A non-profit organisation I support has just bought a Dell PowerEdge T410 server to be mainly used as a file server. We need a reasonable amount of space and really good reliability features because the system may have periods without being actively monitored, it also has to be relatively cheap.

Dell servers are quite cheap, but disks are not cheap at all when Dell sells them. I get the impression that disks and RAM are major profit centers for Dell and that the profit margins on the basic servers are quite small. So naturally we decided to buy some SATA disks from a local store, one advantage of this is that Dell sells nothing bigger than 2TB while 3TB disks are available cheaply everywhere else.

So we bought 4 cheap 3TB (2.7TiB) SATA disks, connected them to the server, and found that only 2TiB was accessible. The Dell Tech Center says that some of the RAID controllers don’t support anything larger than 2TiB [1]. Obviously we have one of the older models. There’s lots of SATA sockets on the motherboard that could be used, however there is one problem.

View of the open side of a PowerEdge T410

The above picture is the side view of the T410, it was taken with a Samsung Galaxy S so the quality is a little poor (click for the original picture). The server is quite neat, not many cables for a system with 6 disks, not the 12 separate cables you would get in a typical white-box system.

Disks in a PowerEdge T410

The above picture shows the disk enclosure. You can see that each disk has a single connector for power and data, also the disks aren’t separate, multiple disks have the same power wires and the data cables are paired.

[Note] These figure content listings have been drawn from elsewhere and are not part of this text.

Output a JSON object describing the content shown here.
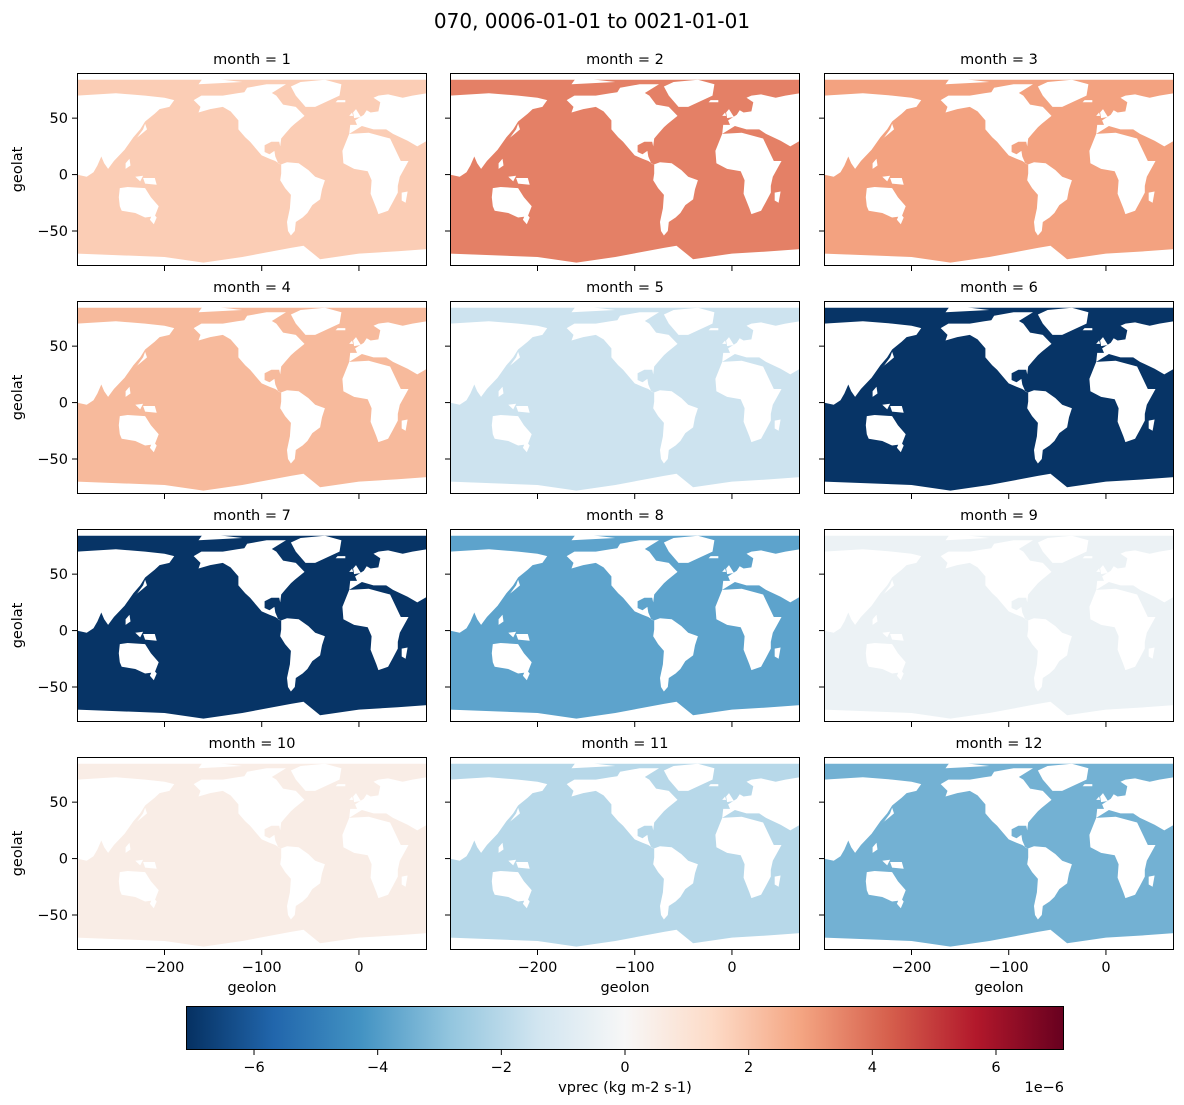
{
  "chart_data": {
    "type": "heatmap",
    "title": "070, 0006-01-01 to 0021-01-01",
    "xlabel": "geolon",
    "ylabel": "geolat",
    "xlim": [
      -290,
      70
    ],
    "ylim": [
      -81,
      90
    ],
    "xticks": [
      -200,
      -100,
      0
    ],
    "yticks": [
      50,
      0,
      -50
    ],
    "xtick_labels": [
      "−200",
      "−100",
      "0"
    ],
    "ytick_labels": [
      "50",
      "0",
      "−50"
    ],
    "panels": [
      {
        "title": "month = 1",
        "month": 1,
        "value": 1.8e-06
      },
      {
        "title": "month = 2",
        "month": 2,
        "value": 3.6e-06
      },
      {
        "title": "month = 3",
        "month": 3,
        "value": 2.9e-06
      },
      {
        "title": "month = 4",
        "month": 4,
        "value": 2.3e-06
      },
      {
        "title": "month = 5",
        "month": 5,
        "value": -1.5e-06
      },
      {
        "title": "month = 6",
        "month": 6,
        "value": -7e-06
      },
      {
        "title": "month = 7",
        "month": 7,
        "value": -7e-06
      },
      {
        "title": "month = 8",
        "month": 8,
        "value": -3.8e-06
      },
      {
        "title": "month = 9",
        "month": 9,
        "value": -4e-07
      },
      {
        "title": "month = 10",
        "month": 10,
        "value": 5e-07
      },
      {
        "title": "month = 11",
        "month": 11,
        "value": -2e-06
      },
      {
        "title": "month = 12",
        "month": 12,
        "value": -3.4e-06
      }
    ],
    "colorbar": {
      "label": "vprec (kg m-2 s-1)",
      "cmap": "RdBu_r",
      "vmin": -7.1e-06,
      "vmax": 7.1e-06,
      "ticks": [
        -6,
        -4,
        -2,
        0,
        2,
        4,
        6
      ],
      "tick_labels": [
        "−6",
        "−4",
        "−2",
        "0",
        "2",
        "4",
        "6"
      ],
      "offset_text": "1e−6"
    }
  },
  "colors": {
    "land": "#ffffff",
    "cmap_stops": [
      "#053061",
      "#2166ac",
      "#4393c3",
      "#92c5de",
      "#d1e5f0",
      "#f7f7f7",
      "#fddbc7",
      "#f4a582",
      "#d6604d",
      "#b2182b",
      "#67001f"
    ]
  }
}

SAS controller in a PowerEdge T410

Above you can see the SAS controller, it has two large connectors that can each handle the data cables for 4 disks, nothing like the standard cables.

It’s easy to buy SATA data cables and connect them, but there are no spare power cables in the box. The connector that supplies power to all the disks appears to be something proprietary to Dell which goes straight to the double-connectors on each disk that supply power and data. This setup makes cabling very neat but also provides no good option for cabling regular disks. I’m sure I could make my own cables and if I hunted around the net enough I could probably buy some matching power cables, but it would be a hassle and the result wouldn’t be neat.

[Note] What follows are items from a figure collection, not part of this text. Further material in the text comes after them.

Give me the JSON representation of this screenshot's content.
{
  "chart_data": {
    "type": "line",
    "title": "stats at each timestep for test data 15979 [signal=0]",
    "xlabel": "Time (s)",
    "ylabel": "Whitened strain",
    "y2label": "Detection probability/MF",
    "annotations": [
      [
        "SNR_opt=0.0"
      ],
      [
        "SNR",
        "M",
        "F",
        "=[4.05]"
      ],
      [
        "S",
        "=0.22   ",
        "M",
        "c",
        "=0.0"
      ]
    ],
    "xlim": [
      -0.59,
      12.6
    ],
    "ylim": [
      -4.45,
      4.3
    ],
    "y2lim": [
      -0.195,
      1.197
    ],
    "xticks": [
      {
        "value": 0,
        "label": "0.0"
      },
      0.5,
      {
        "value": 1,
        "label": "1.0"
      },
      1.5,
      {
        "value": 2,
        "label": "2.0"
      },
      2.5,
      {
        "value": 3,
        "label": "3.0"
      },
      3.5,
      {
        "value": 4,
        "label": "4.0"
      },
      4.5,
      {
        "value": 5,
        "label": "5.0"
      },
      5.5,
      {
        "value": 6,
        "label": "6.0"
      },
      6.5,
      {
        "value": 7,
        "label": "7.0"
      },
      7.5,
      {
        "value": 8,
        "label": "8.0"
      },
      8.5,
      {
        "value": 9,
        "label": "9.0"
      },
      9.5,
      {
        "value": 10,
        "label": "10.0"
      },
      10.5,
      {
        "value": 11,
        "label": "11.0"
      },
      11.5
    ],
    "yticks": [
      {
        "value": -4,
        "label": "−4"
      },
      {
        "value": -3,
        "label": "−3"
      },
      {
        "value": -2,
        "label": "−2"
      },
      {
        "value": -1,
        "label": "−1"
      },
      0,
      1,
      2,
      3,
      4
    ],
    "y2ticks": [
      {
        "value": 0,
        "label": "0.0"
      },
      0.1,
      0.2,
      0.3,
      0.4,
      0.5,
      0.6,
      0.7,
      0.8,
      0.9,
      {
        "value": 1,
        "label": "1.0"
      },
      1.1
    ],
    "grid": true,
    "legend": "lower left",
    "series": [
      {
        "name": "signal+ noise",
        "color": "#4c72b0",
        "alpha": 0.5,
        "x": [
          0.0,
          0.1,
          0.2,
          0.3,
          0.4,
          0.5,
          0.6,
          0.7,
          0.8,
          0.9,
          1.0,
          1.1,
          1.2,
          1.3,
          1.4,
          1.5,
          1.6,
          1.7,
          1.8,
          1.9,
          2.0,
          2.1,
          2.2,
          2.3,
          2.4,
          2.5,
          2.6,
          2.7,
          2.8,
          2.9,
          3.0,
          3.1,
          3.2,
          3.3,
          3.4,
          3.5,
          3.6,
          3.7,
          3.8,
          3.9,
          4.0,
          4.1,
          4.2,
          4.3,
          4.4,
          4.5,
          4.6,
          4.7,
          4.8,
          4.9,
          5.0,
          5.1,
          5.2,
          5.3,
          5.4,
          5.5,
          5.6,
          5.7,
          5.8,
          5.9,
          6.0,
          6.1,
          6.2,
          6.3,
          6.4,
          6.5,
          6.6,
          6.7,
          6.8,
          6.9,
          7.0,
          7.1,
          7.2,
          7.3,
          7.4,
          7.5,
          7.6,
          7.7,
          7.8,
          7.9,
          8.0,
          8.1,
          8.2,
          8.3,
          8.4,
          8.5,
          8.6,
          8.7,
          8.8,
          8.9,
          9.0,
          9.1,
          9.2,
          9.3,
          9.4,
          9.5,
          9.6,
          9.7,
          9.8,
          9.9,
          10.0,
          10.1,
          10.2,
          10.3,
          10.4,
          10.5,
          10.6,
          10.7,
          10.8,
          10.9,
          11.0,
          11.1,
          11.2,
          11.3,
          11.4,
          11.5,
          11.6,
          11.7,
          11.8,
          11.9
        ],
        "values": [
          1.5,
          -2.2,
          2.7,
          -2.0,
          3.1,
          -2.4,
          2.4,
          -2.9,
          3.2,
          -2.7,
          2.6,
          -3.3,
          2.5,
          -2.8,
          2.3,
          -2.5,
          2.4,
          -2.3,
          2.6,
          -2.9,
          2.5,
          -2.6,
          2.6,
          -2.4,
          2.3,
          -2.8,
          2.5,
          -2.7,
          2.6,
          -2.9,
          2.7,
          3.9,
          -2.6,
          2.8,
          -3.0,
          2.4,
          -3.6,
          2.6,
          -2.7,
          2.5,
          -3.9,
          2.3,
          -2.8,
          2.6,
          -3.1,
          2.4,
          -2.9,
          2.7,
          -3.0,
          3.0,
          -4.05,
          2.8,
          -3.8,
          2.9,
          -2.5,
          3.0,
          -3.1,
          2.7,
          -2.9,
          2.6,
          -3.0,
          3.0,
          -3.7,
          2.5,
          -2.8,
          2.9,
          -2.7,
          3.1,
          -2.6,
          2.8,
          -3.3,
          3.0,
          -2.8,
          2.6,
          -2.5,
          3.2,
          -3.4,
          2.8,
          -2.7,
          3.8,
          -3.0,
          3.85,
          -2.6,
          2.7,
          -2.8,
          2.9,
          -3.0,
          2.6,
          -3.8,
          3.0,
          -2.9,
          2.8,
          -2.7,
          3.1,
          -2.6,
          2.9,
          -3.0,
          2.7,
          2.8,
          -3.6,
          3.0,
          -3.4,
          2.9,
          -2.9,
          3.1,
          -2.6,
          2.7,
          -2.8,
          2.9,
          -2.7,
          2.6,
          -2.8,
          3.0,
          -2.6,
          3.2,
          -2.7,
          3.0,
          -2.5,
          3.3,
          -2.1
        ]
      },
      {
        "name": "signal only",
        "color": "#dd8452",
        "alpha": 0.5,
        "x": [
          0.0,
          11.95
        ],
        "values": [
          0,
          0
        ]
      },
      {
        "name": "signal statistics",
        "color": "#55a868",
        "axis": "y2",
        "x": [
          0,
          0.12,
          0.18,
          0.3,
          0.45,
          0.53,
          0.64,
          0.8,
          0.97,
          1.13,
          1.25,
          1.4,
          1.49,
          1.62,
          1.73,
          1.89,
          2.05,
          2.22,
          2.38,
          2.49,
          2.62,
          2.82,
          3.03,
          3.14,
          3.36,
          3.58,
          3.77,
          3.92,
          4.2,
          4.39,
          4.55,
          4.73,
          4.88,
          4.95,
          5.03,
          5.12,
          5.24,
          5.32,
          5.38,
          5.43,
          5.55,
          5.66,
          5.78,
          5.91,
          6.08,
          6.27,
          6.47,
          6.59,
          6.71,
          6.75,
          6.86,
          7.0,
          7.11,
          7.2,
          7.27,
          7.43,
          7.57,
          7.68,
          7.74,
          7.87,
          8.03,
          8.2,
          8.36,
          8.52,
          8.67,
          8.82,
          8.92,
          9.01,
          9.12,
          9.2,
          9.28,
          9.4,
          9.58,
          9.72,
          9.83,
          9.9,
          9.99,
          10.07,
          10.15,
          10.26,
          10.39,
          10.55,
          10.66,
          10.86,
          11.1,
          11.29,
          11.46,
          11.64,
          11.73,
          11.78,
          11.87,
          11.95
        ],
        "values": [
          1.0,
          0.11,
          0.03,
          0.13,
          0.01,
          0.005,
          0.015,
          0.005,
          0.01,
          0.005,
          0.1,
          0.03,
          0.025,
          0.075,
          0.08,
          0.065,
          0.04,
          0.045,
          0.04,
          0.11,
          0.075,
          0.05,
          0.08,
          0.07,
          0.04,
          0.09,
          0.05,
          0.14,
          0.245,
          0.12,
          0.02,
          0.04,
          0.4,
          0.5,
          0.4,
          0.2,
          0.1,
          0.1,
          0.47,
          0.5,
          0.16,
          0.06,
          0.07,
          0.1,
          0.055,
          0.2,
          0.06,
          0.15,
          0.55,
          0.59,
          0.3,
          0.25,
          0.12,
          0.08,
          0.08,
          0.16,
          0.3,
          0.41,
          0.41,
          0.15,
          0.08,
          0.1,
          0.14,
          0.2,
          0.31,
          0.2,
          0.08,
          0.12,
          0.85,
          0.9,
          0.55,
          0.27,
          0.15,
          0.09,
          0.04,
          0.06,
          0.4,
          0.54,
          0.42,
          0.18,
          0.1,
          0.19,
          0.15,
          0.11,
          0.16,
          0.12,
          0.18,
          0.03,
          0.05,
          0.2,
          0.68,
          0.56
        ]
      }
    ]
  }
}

So the question was then whether to go to more effort, expense, and possibly risk the warranty to get the full 3TB or to just use the SAS controller and get 2TiB (2.2TB) per disk. One factor we considered is the fact that the higher sector numbers typically give much slower access times due to being on shorter tracks (see my ZCAV results page for test results from past disks [2]). We decided that 2.2TB (2TiB) out of 3TB (2.7TiB) was adequate capacity and that losing some of the slow parts of the disk wasn’t a big deal.

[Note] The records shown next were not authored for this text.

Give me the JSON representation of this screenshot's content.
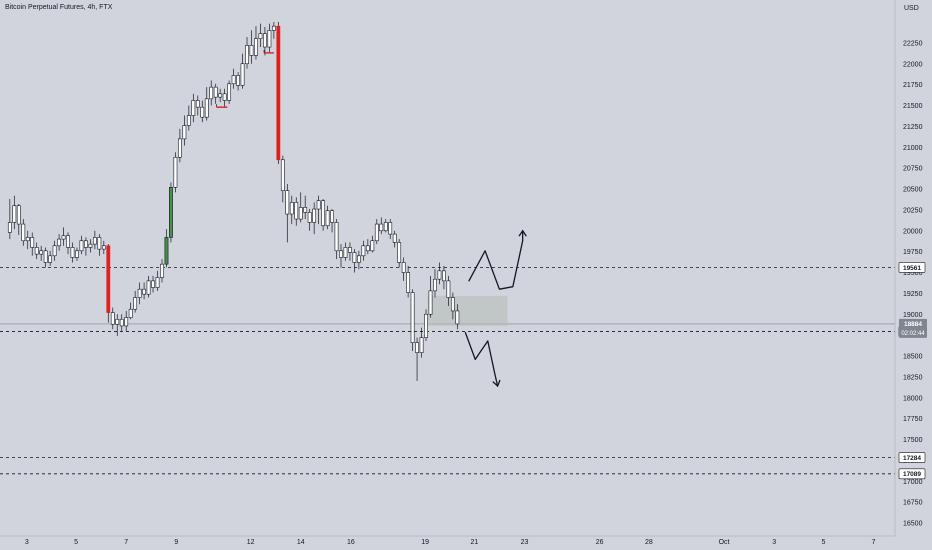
{
  "header": {
    "title": "Bitcoin Perpetual Futures, 4h, FTX"
  },
  "price_axis": {
    "unit": "USD"
  },
  "colors": {
    "background": "#d1d4dc",
    "candle": "#ffffff",
    "outline": "#131722",
    "up_highlight": "#4a8c4a",
    "down_highlight": "#e01f1f",
    "zone_fill": "#b4bcb4",
    "current_line": "#808690",
    "tag_dark": "#131722"
  },
  "chart_data": {
    "type": "candlestick",
    "ylim": [
      16500,
      22500
    ],
    "xlim": [
      0,
      100
    ],
    "y_ticks": [
      22250,
      22000,
      21750,
      21500,
      21250,
      21000,
      20750,
      20500,
      20250,
      20000,
      19750,
      19500,
      19250,
      19000,
      18750,
      18500,
      18250,
      18000,
      17750,
      17500,
      17250,
      17000,
      16750,
      16500
    ],
    "x_ticks": [
      {
        "label": "3",
        "t": 3
      },
      {
        "label": "5",
        "t": 8.5
      },
      {
        "label": "7",
        "t": 14.1
      },
      {
        "label": "9",
        "t": 19.7
      },
      {
        "label": "12",
        "t": 28
      },
      {
        "label": "14",
        "t": 33.6
      },
      {
        "label": "16",
        "t": 39.2
      },
      {
        "label": "19",
        "t": 47.5
      },
      {
        "label": "21",
        "t": 53
      },
      {
        "label": "23",
        "t": 58.6
      },
      {
        "label": "26",
        "t": 67
      },
      {
        "label": "28",
        "t": 72.5
      },
      {
        "label": "Oct",
        "t": 80.9
      },
      {
        "label": "3",
        "t": 86.5
      },
      {
        "label": "5",
        "t": 92
      },
      {
        "label": "7",
        "t": 97.6
      }
    ],
    "candles": [
      [
        1.1,
        19980,
        20100,
        20380,
        19900
      ],
      [
        1.6,
        20100,
        20300,
        20420,
        20020
      ],
      [
        2.1,
        20300,
        20080,
        20320,
        19950
      ],
      [
        2.6,
        20080,
        19880,
        20140,
        19820
      ],
      [
        3.1,
        19880,
        19920,
        20000,
        19780
      ],
      [
        3.6,
        19920,
        19800,
        19980,
        19700
      ],
      [
        4.1,
        19800,
        19720,
        19860,
        19660
      ],
      [
        4.6,
        19720,
        19760,
        19820,
        19640
      ],
      [
        5.1,
        19760,
        19620,
        19800,
        19560
      ],
      [
        5.6,
        19620,
        19700,
        19760,
        19580
      ],
      [
        6.1,
        19700,
        19820,
        19880,
        19640
      ],
      [
        6.6,
        19820,
        19900,
        19960,
        19760
      ],
      [
        7.1,
        19900,
        19940,
        20040,
        19820
      ],
      [
        7.6,
        19940,
        19800,
        19980,
        19720
      ],
      [
        8.1,
        19800,
        19680,
        19860,
        19620
      ],
      [
        8.6,
        19680,
        19760,
        19800,
        19640
      ],
      [
        9.1,
        19760,
        19880,
        19940,
        19720
      ],
      [
        9.6,
        19880,
        19800,
        19920,
        19700
      ],
      [
        10.1,
        19800,
        19840,
        19900,
        19740
      ],
      [
        10.6,
        19840,
        19920,
        20000,
        19780
      ],
      [
        11.1,
        19920,
        19780,
        19960,
        19700
      ],
      [
        11.6,
        19780,
        19820,
        19880,
        19720
      ],
      [
        12.1,
        19820,
        19020,
        19840,
        18900,
        "down"
      ],
      [
        12.6,
        19020,
        18880,
        19080,
        18820
      ],
      [
        13.1,
        18880,
        18940,
        19000,
        18740
      ],
      [
        13.6,
        18940,
        18860,
        19000,
        18800
      ],
      [
        14.1,
        18860,
        18960,
        19040,
        18800
      ],
      [
        14.6,
        18960,
        19060,
        19140,
        18940
      ],
      [
        15.1,
        19060,
        19200,
        19280,
        19020
      ],
      [
        15.6,
        19200,
        19300,
        19380,
        19120
      ],
      [
        16.1,
        19300,
        19240,
        19380,
        19180
      ],
      [
        16.6,
        19240,
        19400,
        19460,
        19200
      ],
      [
        17.1,
        19400,
        19320,
        19460,
        19260
      ],
      [
        17.6,
        19320,
        19440,
        19520,
        19280
      ],
      [
        18.1,
        19440,
        19600,
        19660,
        19380
      ],
      [
        18.6,
        19600,
        19920,
        20020,
        19560,
        "up"
      ],
      [
        19.1,
        19920,
        20520,
        20580,
        19860,
        "up"
      ],
      [
        19.6,
        20520,
        20880,
        20940,
        20460
      ],
      [
        20.1,
        20880,
        21100,
        21220,
        20820
      ],
      [
        20.6,
        21100,
        21260,
        21380,
        21020
      ],
      [
        21.1,
        21260,
        21380,
        21500,
        21200
      ],
      [
        21.6,
        21380,
        21560,
        21640,
        21300
      ],
      [
        22.1,
        21560,
        21480,
        21620,
        21380
      ],
      [
        22.6,
        21480,
        21360,
        21560,
        21300
      ],
      [
        23.1,
        21360,
        21580,
        21720,
        21320
      ],
      [
        23.6,
        21580,
        21720,
        21800,
        21500
      ],
      [
        24.1,
        21720,
        21600,
        21760,
        21520
      ],
      [
        24.6,
        21600,
        21640,
        21700,
        21540
      ],
      [
        25.1,
        21640,
        21560,
        21700,
        21480
      ],
      [
        25.6,
        21560,
        21760,
        21800,
        21520
      ],
      [
        26.1,
        21760,
        21860,
        21940,
        21700
      ],
      [
        26.6,
        21860,
        21740,
        21900,
        21680
      ],
      [
        27.1,
        21740,
        22000,
        22120,
        21700
      ],
      [
        27.6,
        22000,
        22220,
        22320,
        21940
      ],
      [
        28.1,
        22220,
        22100,
        22400,
        22000
      ],
      [
        28.6,
        22100,
        22300,
        22450,
        22050
      ],
      [
        29.1,
        22300,
        22360,
        22480,
        22200
      ],
      [
        29.6,
        22360,
        22200,
        22440,
        22100
      ],
      [
        30.1,
        22200,
        22400,
        22480,
        22140
      ],
      [
        30.6,
        22400,
        22450,
        22500,
        22300
      ],
      [
        31.1,
        22450,
        20850,
        22500,
        20800,
        "down"
      ],
      [
        31.6,
        20850,
        20480,
        20900,
        20340
      ],
      [
        32.1,
        20480,
        20200,
        20560,
        19860
      ],
      [
        32.6,
        20200,
        20340,
        20420,
        20080
      ],
      [
        33.1,
        20340,
        20140,
        20400,
        20060
      ],
      [
        33.6,
        20140,
        20280,
        20460,
        20100
      ],
      [
        34.1,
        20280,
        20220,
        20420,
        20140
      ],
      [
        34.6,
        20220,
        20100,
        20260,
        20000
      ],
      [
        35.1,
        20100,
        20260,
        20340,
        19960
      ],
      [
        35.6,
        20260,
        20360,
        20420,
        20080
      ],
      [
        36.1,
        20360,
        20060,
        20380,
        20000
      ],
      [
        36.6,
        20060,
        20240,
        20300,
        20020
      ],
      [
        37.1,
        20240,
        20100,
        20260,
        19980
      ],
      [
        37.6,
        20100,
        19760,
        20140,
        19660
      ],
      [
        38.1,
        19760,
        19680,
        19840,
        19560
      ],
      [
        38.6,
        19680,
        19800,
        19860,
        19640
      ],
      [
        39.1,
        19800,
        19740,
        19860,
        19640
      ],
      [
        39.6,
        19740,
        19620,
        19780,
        19500
      ],
      [
        40.1,
        19620,
        19700,
        19760,
        19540
      ],
      [
        40.6,
        19700,
        19820,
        19880,
        19640
      ],
      [
        41.1,
        19820,
        19760,
        19900,
        19720
      ],
      [
        41.6,
        19760,
        19880,
        19940,
        19740
      ],
      [
        42.1,
        19880,
        20080,
        20140,
        19840
      ],
      [
        42.6,
        20080,
        20000,
        20160,
        19960
      ],
      [
        43.1,
        20000,
        20100,
        20140,
        19980
      ],
      [
        43.6,
        20100,
        19960,
        20140,
        19900
      ],
      [
        44.1,
        19960,
        19860,
        20000,
        19800
      ],
      [
        44.6,
        19860,
        19620,
        19900,
        19560
      ],
      [
        45.1,
        19620,
        19500,
        19680,
        19400
      ],
      [
        45.6,
        19500,
        19260,
        19580,
        19200
      ],
      [
        46.1,
        19260,
        18660,
        19300,
        18560
      ],
      [
        46.6,
        18660,
        18540,
        18720,
        18200
      ],
      [
        47.1,
        18540,
        18720,
        18840,
        18480
      ],
      [
        47.6,
        18720,
        19000,
        19060,
        18680
      ],
      [
        48.1,
        19000,
        19280,
        19460,
        18960
      ],
      [
        48.6,
        19280,
        19420,
        19540,
        19200
      ],
      [
        49.1,
        19420,
        19520,
        19620,
        19360
      ],
      [
        49.6,
        19520,
        19400,
        19580,
        19300
      ],
      [
        50.1,
        19400,
        19200,
        19460,
        19100
      ],
      [
        50.6,
        19200,
        19040,
        19260,
        18940
      ],
      [
        51.1,
        19040,
        18884,
        19120,
        18820
      ]
    ],
    "levels": [
      {
        "price": 19561,
        "label": "19561",
        "style": "dashed"
      },
      {
        "price": 18794,
        "label": "18794",
        "style": "dashed"
      },
      {
        "price": 17284,
        "label": "17284",
        "style": "dashed"
      },
      {
        "price": 17089,
        "label": "17089",
        "style": "dashed"
      }
    ],
    "current_price": {
      "price": 18884,
      "label": "18884",
      "countdown": "02:02:44"
    },
    "zone": {
      "t0": 47.8,
      "t1": 56.7,
      "y_top": 19220,
      "y_bottom": 18860
    },
    "marker_lines": [
      {
        "t0": 24.2,
        "t1": 25.4,
        "price": 21480,
        "color": "red"
      },
      {
        "t0": 29.5,
        "t1": 30.6,
        "price": 22130,
        "color": "red"
      }
    ],
    "drawings": [
      {
        "name": "bullish-path",
        "points": [
          [
            52.4,
            19400
          ],
          [
            54.2,
            19760
          ],
          [
            55.8,
            19300
          ],
          [
            57.3,
            19330
          ],
          [
            58.4,
            19880
          ]
        ],
        "arrowhead": [
          58.4,
          20000
        ]
      },
      {
        "name": "bearish-path",
        "points": [
          [
            52.0,
            18780
          ],
          [
            53.1,
            18460
          ],
          [
            54.5,
            18680
          ],
          [
            55.3,
            18280
          ]
        ],
        "arrowhead": [
          55.6,
          18140
        ]
      }
    ]
  }
}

I’ve now setup a RAID-Z2 array on the disks, and ZFS reports 3.78TiB available capacity, which isn’t a lot considering that we have 4*3TB disks in the array. But the old server had only 200G of storage, so it’s a good improvement in capacity, performance, and RAID-Z2 should beat the hell out of RAID-6 for reliability.

2 comments to Cheap SATA Disks in a Dell PowerEdge T410

  • Alexander R

    Those don’t look like proprietary connectors (they’re not technically SATA connectors though).

    The SAS connector going to the card looks like SFF-8484. The connectors going to the drives are probably SFF-8482.

    Welcome to the world of SAS.

  • etbe

    Alexander: Thanks for that information, so all I need then is a cable to go from multiple SATA connectors to a SFF-8484 connector. While such a cable would probably violate some standards it should work and there’s probably someone in China manufacturing them. But it would still be a PITA and the users have accepted a reduction in disk space for the moment.

    Hopefully the current hardware configuration will run for at least 3 years without running out of space. Then once the purchase price of the current hardware is forgotten we can consider what to do next.